With a master’s degree from Stanford, George Jessop figured he’d get a prime position in the family jewelry store, but his uncles and his father had other ideas.

Paying His Dues

“Once they got him in the business, he simply became another one of the juniors, which is what he was. They put him back in the office doing paperwork,” said Jim Jessop. “It was a frustrating time for him.”

Eventually, George Jessop took over the silver department of the store, and then became manager of a Jessop Jeweler branch at 30th Street and University Avenue.

The store had been floundering, but under his guidance, it prospered.

From there, he moved to the family’s Mission Valley branch, which exceeded $1 million in revenue in its first year.

“As I brought people into the store, I taught them to be jewelers so they’d like it,” George Jessop said.

Those were the years when the family was expanding its business, opening several branch stores with George Jessop leading the way.

Managing Expansion

“As each store came on line, he would step into the store and get it moving until another manager came in,” Jim Jessop said of his father.

George Jessop said there was no big secret to his success with the stores he ran.

“We just kept doing what was right for our customers and they kept coming back,” he said. “You treat them right, they keep coming back.”

He said that his favorite part of being a jeweler was helping customers find the perfect piece, and training the store’s worker in the craft.

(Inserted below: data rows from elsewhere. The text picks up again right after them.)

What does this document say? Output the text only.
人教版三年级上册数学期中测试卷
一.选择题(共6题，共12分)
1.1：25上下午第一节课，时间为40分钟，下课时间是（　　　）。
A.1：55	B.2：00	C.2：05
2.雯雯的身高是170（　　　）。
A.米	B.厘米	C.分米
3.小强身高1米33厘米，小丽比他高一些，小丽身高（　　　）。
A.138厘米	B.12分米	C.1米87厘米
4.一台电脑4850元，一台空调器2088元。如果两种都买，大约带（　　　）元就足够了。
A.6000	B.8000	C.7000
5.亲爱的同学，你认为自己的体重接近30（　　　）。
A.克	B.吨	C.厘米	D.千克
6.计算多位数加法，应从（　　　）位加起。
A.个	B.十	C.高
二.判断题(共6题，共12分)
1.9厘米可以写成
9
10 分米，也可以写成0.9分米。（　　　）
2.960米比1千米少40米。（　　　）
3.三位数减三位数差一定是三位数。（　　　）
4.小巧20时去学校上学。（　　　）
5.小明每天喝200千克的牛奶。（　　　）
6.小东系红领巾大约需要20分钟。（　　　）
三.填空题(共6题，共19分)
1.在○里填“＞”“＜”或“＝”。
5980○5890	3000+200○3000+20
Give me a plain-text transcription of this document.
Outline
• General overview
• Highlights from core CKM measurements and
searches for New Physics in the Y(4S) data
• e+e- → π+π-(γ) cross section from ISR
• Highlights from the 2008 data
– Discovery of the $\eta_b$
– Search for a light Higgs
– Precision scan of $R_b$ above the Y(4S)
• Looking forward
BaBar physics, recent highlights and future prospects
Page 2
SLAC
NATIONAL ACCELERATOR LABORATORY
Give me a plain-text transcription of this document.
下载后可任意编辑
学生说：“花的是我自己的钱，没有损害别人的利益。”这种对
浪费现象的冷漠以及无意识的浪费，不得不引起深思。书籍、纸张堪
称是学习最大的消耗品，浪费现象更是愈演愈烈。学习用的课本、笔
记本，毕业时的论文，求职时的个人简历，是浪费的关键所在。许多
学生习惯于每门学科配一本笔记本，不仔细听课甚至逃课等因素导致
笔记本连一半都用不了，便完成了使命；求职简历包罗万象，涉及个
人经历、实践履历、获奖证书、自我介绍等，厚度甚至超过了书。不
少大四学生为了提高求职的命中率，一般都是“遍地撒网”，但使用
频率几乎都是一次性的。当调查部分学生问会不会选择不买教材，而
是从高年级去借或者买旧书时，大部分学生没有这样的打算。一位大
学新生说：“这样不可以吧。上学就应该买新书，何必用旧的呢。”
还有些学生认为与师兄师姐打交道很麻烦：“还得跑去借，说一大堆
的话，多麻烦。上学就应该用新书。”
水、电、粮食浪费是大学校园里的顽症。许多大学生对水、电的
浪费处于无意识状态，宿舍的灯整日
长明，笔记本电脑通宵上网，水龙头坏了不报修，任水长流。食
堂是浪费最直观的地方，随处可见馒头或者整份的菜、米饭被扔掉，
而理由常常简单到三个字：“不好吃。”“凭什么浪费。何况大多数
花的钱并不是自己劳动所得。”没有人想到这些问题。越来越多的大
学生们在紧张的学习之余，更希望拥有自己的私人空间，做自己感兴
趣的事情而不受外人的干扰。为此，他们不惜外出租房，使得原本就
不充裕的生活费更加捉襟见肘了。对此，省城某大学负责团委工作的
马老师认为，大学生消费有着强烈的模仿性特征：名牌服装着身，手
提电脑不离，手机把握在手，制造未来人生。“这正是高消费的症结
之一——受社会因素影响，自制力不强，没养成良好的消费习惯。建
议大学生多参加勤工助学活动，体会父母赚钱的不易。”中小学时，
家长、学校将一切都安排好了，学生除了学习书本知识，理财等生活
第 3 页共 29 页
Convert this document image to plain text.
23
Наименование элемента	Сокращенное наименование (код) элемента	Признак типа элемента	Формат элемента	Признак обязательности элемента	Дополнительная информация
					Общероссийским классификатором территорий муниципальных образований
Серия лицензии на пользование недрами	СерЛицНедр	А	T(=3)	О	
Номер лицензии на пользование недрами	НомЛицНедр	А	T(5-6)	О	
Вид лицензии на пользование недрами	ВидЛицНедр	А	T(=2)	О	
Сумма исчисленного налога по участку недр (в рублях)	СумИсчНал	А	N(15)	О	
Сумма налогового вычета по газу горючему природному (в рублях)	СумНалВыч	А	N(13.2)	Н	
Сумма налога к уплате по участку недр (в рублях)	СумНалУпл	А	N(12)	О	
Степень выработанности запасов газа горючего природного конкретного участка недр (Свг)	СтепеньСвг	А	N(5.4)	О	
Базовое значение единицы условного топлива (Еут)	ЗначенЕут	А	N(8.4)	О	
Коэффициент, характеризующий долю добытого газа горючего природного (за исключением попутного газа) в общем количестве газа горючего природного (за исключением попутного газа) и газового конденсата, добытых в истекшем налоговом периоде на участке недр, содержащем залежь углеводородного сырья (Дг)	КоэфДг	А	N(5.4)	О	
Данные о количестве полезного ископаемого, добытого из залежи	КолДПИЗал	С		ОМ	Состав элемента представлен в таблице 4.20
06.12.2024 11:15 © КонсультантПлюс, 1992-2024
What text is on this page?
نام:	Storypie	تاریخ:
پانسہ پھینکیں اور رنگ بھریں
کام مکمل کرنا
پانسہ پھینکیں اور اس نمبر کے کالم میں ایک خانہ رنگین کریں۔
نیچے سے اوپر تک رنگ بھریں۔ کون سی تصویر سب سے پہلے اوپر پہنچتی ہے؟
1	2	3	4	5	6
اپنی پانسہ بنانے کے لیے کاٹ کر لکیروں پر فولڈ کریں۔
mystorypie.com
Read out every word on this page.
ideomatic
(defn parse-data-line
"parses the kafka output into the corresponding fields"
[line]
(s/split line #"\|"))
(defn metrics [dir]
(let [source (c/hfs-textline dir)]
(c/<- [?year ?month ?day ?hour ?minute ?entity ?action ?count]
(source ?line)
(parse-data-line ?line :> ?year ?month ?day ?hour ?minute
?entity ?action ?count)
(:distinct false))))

“Dad’s a people person,” Jim Jessop said. “He loves people, whether it’s the staff that he hired or the clients that came in the store.”

Jim Jessop, one of George Jessop’s four sons, recalled learning about the jewelry business as a child from his father.

George wanted to become an expert in the jewelry business, and became a certified gemologist with the American Gem Society.

Jim Jessop said his father would study gems at the kitchen table as part of the courses he took from the group, and Jim would join in.

“It was all done by correspondence. They would send you 10 stones and you would work through each stone and learn how to identify each stone,” Jim Jessop said.

In 1970, J. Jessop & Sons was sold to Dayton-Hudson.

George Jessop stayed on for a little more than two years.

“He didn’t like working for a giant corporation,” Jim Jessop said. “He was still of an age that he was able to really keep working, and yet he was walking away from the business that made his career.”

Jewelry was such a part of George Jessop’s life, that in 1973, he went back into the business, opening with his son as George Carter Jessop Jewelry.

Sparkling Waters

Beside the jewelry business, like his father before him, George Jessop Jr. was an ardent sailor and racer with the San Diego Yacht Club.

“The Yacht Club was my grandfather’s life and his son developed the same love,” Jim Jessop said of his father. “If it was sunny on a Sunday, he wanted to be on the water.

In 1970, George Jessop became the Yacht Club commodore.

“It was exciting, it kept me going,” George Jessop said.

Looking back over his life and his career, George Jessop said, “I feel blessed.”

“I’m the antique now,” he said with a grin. “I’m grateful for where I’ve been and where I am now.”